O evento contará com a presença de autoridades da Agência Brasileira de Promoção de Exportações e Investimentos (ApexBrasil), do Ministério do Desenvolvimento, Indústria, Comércio e Serviços (MDIC), além de representantes do Ministério das Relações Exteriores (MRE), Ministério do Desenvolvimento Agrário e Agricultura Familiar (MDA), Ministério da Pesca e Aquicultura (MPA), Embrapa, Sebrae e Companhia Nacional de Abastecimento (Conab).

O encontro reúne 54 adidos agrícolas, sendo 40 em missão e 14 recém-designados, além das equipes dos escritórios da ApexBrasil em Bogotá, Miami, Bruxelas, Moscou, Dubai, Lisboa e Pequim.

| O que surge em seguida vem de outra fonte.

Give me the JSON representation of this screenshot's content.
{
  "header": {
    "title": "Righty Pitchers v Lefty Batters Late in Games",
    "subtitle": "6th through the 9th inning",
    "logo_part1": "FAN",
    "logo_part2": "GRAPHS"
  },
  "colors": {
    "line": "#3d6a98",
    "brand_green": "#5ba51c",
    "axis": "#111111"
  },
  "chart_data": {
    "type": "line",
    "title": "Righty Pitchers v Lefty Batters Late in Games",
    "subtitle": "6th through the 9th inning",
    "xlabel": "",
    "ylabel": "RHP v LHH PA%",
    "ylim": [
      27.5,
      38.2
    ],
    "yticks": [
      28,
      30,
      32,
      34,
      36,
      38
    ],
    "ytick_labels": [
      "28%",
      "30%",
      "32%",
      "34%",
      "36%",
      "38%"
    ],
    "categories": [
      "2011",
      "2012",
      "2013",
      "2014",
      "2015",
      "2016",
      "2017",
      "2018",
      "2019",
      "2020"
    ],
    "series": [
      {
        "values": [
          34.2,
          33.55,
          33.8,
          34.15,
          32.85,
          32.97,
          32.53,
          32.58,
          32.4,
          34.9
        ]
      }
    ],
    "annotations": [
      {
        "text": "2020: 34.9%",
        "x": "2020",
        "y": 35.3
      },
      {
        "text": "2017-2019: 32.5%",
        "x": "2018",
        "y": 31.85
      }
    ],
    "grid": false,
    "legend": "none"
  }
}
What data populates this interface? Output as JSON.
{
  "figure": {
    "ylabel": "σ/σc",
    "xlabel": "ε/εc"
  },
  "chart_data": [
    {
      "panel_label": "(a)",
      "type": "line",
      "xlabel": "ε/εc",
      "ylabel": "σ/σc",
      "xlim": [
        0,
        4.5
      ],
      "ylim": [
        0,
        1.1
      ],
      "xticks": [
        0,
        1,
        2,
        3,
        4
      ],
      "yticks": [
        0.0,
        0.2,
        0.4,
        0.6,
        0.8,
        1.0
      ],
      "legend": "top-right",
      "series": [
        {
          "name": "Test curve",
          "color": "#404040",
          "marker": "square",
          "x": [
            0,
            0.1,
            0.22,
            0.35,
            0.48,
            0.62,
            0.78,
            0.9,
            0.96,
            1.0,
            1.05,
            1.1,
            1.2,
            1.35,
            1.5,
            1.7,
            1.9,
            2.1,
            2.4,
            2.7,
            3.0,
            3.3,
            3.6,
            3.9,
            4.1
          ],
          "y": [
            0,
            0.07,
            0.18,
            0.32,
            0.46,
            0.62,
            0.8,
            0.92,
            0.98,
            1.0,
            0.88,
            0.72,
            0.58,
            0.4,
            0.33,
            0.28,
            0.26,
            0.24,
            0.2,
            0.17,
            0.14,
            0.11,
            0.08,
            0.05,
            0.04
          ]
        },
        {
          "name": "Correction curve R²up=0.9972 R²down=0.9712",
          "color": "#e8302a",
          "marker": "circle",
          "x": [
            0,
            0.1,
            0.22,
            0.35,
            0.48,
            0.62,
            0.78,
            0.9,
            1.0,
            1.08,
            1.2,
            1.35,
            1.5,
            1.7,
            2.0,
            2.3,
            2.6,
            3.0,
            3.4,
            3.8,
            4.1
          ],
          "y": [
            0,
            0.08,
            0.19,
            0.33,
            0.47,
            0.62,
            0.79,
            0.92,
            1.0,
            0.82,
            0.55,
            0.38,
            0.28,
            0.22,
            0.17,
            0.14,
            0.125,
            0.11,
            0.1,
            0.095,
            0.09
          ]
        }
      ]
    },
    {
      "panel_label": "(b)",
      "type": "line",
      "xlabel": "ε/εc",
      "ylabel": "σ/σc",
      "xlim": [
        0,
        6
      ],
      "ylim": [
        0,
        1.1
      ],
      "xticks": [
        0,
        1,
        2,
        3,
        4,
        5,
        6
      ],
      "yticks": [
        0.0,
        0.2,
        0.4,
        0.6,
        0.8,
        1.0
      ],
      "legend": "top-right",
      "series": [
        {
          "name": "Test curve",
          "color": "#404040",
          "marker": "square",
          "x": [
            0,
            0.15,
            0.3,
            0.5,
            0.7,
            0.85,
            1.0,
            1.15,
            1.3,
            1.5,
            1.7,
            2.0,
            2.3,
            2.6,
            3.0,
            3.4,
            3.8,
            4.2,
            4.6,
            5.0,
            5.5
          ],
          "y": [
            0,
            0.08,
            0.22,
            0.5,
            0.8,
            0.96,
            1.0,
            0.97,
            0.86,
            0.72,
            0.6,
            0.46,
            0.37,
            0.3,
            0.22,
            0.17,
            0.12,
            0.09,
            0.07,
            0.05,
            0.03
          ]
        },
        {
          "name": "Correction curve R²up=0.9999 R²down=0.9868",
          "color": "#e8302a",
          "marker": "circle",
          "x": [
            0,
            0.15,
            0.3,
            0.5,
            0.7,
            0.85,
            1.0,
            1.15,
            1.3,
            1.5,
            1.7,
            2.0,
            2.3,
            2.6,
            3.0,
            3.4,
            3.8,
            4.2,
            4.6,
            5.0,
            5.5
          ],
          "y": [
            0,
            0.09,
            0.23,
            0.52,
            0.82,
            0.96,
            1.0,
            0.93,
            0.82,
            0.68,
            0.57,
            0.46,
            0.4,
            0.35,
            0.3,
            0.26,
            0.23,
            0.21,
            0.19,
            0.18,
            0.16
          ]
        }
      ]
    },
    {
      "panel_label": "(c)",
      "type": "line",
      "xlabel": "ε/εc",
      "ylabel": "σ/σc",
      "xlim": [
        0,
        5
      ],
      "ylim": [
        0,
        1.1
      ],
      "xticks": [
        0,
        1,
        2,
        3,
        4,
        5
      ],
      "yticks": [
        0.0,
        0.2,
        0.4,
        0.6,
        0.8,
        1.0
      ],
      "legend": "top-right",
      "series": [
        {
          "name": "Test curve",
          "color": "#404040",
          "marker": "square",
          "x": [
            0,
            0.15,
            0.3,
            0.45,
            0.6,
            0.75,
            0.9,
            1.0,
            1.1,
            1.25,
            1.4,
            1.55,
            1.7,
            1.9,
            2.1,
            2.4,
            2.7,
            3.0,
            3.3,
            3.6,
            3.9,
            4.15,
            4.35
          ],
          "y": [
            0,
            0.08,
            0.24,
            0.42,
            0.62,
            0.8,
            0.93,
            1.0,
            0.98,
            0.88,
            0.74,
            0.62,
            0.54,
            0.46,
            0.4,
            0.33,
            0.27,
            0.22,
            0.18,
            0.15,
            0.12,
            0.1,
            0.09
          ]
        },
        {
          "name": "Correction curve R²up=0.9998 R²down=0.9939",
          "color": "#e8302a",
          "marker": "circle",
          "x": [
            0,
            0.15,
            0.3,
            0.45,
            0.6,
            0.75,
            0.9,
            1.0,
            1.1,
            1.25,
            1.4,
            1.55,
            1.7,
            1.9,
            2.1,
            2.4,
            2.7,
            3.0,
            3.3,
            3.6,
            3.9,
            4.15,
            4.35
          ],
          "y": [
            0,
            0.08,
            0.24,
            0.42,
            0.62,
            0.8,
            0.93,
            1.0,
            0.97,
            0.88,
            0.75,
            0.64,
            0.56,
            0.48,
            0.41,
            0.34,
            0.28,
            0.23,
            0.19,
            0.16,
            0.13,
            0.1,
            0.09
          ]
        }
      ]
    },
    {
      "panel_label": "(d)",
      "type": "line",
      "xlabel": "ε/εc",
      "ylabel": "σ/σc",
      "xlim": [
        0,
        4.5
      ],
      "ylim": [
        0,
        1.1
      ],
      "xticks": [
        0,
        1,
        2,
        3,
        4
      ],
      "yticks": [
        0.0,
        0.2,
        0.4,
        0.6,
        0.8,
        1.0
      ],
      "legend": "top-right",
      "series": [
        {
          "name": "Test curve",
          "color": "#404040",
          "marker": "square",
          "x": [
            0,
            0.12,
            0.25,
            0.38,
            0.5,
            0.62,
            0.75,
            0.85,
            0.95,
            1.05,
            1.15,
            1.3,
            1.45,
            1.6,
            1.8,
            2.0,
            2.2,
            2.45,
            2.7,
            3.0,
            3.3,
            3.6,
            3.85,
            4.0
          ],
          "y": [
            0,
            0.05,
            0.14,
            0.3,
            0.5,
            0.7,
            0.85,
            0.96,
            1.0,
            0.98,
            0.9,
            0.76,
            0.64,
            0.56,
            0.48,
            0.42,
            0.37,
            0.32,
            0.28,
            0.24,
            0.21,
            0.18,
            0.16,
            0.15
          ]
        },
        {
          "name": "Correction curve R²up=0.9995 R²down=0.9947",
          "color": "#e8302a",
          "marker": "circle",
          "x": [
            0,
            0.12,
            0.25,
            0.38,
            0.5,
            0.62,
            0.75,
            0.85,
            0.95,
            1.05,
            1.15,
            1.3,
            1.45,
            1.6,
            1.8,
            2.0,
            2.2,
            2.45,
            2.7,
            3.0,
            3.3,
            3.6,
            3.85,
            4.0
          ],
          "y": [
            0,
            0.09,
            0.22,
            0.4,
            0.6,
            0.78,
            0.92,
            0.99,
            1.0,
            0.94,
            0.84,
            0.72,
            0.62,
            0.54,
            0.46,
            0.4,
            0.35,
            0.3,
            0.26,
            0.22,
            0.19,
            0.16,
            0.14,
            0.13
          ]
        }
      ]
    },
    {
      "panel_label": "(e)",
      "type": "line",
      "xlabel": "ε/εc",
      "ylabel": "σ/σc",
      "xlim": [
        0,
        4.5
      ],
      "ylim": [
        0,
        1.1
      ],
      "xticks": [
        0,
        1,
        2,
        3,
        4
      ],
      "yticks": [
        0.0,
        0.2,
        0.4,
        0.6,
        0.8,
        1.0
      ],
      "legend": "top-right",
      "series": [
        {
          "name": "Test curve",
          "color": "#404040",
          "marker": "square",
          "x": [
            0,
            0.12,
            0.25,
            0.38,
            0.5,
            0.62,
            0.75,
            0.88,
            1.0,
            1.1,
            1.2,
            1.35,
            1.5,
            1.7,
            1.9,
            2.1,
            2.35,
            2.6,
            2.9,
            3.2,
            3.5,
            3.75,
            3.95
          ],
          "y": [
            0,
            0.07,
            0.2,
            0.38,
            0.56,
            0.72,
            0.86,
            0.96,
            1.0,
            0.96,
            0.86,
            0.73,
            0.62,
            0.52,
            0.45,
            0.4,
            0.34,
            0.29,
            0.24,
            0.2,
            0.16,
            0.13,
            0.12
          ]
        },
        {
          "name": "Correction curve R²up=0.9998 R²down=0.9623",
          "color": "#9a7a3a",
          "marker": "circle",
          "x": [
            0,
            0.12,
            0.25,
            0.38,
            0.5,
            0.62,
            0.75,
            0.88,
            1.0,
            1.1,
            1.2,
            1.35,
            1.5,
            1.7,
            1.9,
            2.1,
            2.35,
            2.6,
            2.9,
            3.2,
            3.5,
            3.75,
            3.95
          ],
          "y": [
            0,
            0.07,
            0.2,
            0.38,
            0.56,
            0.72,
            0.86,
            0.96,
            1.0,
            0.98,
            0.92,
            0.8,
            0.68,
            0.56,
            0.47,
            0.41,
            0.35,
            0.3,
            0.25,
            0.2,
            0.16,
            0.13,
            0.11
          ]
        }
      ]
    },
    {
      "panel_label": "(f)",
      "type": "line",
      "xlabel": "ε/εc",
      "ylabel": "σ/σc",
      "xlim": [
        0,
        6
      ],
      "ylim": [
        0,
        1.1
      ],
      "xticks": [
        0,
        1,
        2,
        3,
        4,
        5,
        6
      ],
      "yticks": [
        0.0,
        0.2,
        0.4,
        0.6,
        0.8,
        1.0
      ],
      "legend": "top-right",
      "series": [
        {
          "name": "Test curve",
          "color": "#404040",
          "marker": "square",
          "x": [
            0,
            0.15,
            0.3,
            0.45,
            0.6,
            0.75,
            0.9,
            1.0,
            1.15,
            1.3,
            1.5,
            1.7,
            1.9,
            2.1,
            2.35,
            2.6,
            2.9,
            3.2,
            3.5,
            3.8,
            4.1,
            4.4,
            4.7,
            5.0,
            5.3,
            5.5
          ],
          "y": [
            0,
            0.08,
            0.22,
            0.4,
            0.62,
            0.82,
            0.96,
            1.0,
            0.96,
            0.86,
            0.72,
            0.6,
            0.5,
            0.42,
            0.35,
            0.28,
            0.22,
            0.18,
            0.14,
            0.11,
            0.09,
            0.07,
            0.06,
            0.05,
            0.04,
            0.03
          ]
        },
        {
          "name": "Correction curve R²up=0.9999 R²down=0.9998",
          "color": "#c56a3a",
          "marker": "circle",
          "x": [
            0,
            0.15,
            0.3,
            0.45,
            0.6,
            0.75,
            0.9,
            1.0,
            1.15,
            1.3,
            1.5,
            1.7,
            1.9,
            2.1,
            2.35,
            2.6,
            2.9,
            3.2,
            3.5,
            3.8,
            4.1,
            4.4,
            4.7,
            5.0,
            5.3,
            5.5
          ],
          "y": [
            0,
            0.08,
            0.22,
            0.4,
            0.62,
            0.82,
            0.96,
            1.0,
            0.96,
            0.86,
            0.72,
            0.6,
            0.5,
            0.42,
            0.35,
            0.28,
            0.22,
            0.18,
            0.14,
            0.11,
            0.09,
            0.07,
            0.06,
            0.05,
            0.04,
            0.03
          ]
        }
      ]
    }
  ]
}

O objetivo é fortalecer a articulação entre instituições governamentais, adidos agrícolas, equipes técnicas e setores produtivos, ampliando a eficiência das exportações brasileiras e o acesso a mercados internacionais por meio de painéis técnicos, workshops, seminários e rodadas de alinhamento.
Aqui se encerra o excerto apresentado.